Over 50 residents were honored in the Feb. 8 ceremony at the Garden Chapel. Graduates were from The Last Mile’s computer coding and audio-engineering programs as well as CALPIA’s Health Facilities Maintenance, Pre-Apprentice Construction, and Furniture-making programs.
The special day was even more special because family members were in the audience, some traveling from as far away as Texas.
San Quentin’s Acting-Warden Oak Smith gave the first speech. “I want to thank all the family members for being here — your support is what drives them,” he said.
To the graduates, he said, “You have taken an important step on your journey, don’t stop now … keep challenging yourself to be the best you. There have been and will continue to be challenges to your success. When those challenges come, remember today and that you can accomplish anything you set your mind to.”
Next was CALPIA’s general manager, William “Bill” Davidson. “You took control of your situation in a very positive way,” he said. “I congratulate and recognize you for that. As you return to your communities, be good husbands, fathers, friends, neighbors.”
Rickey Nolan, a Health Facilities Maintenance graduate, said the ceremony was unlike anything he had ever experienced before.
He said he feels hopeful after successfully completing the 2,000 hours of apprenticeship to earn his certificate. “Now when I get out,” he added, “I don’t have to rely on just one thing, I have multiple choices.”
One of the speakers was Last Mile graduate Ricardo Romero, who distinguished himself by completing both computer coding and the audio-engineering programs.
Before turning his life around in prison, he said he was “more comfortable at failing than succeeding because I became great at quitting. I quit on my family, my community, and myself.”
Yet he added, “Who we are today is not by chance — it’s because of our accomplishments, it’s because we didn’t quit, it’s because we believed in ourselves and each other.”
Last Mile graduates had high praise for program staff. “They treat you like a human being, not like a convict,” said graduate Charles Robinson. “They do that unconditionally, and that’s why this program works.”
One of those staff is Katy Gilbert, an in-person classroom facilitator. “I feel truly honored to be part of their growth …. Some of them had never even touched a computer before and are now making websites,” she said.

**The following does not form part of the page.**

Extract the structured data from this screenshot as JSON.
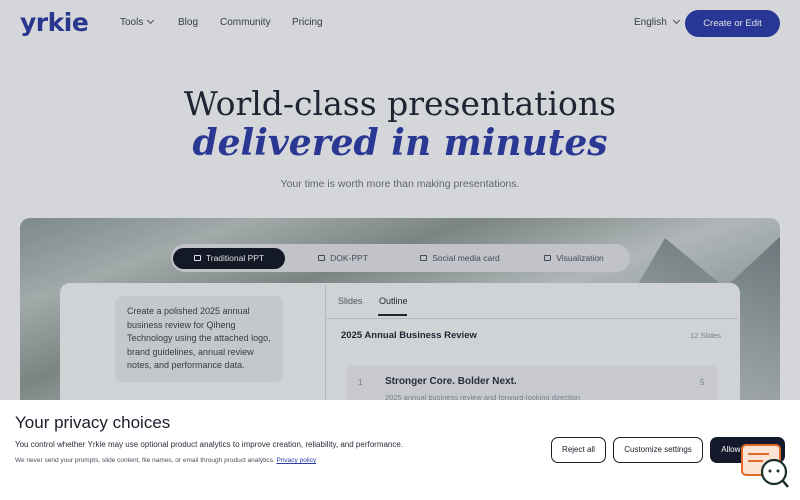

The Last Mile started in 2012 at The Q and is now in over a dozen locations across the nation.
Last Mile alumnus Chris Schumacher was at the event. Thanks to The Last Mile, he launched a successful career in tech after his parole.
“There are opportunities waiting,” he said. “The work that you put in now will pay off in the future. There’s a Last Mile community out here waiting.”
One member of that Last Mile community in the waiting is Kevin Kelly, a “returned-citizen advocate” for the program, who was the last speaker at the event.
“I’m so proud of each and every one of you guys,” he said.
He explained that his journey from being first arrested at the age of nine to being homeless, addicted, incarcerated, and eventually paroled was not easy. “The real work begins when you walk out that gate,” he said, adding that if he could find sobriety and success, so could they.
For the new audio engineering program, it was the first-ever cohort of graduates.
“I’m humbled that I got to be a part of an amazing class and experience music in a new light,” said graduate Kevin Rojano. “This program has helped me … to do more with my life and time to acquire the skill I need to be successful.”
Graduates were met with boisterous cheers, friendly callouts, and beaming smiles as they were called up one-by-one to receive their certificates.
As Last Mile graduate Lawrence Cox-Davis walked to the stage, his sister jumped up and shouted out with pride, “I love that man!”
Afterwards, graduates soaked up the moment. Many of them were amazed to be relaxing with their loved ones outside of a visiting room or to be reunited after far too long apart.
Amidst the hugs and occasional tears of joy, one mother could be heard saying, “Wow, look at this! This is really nice.”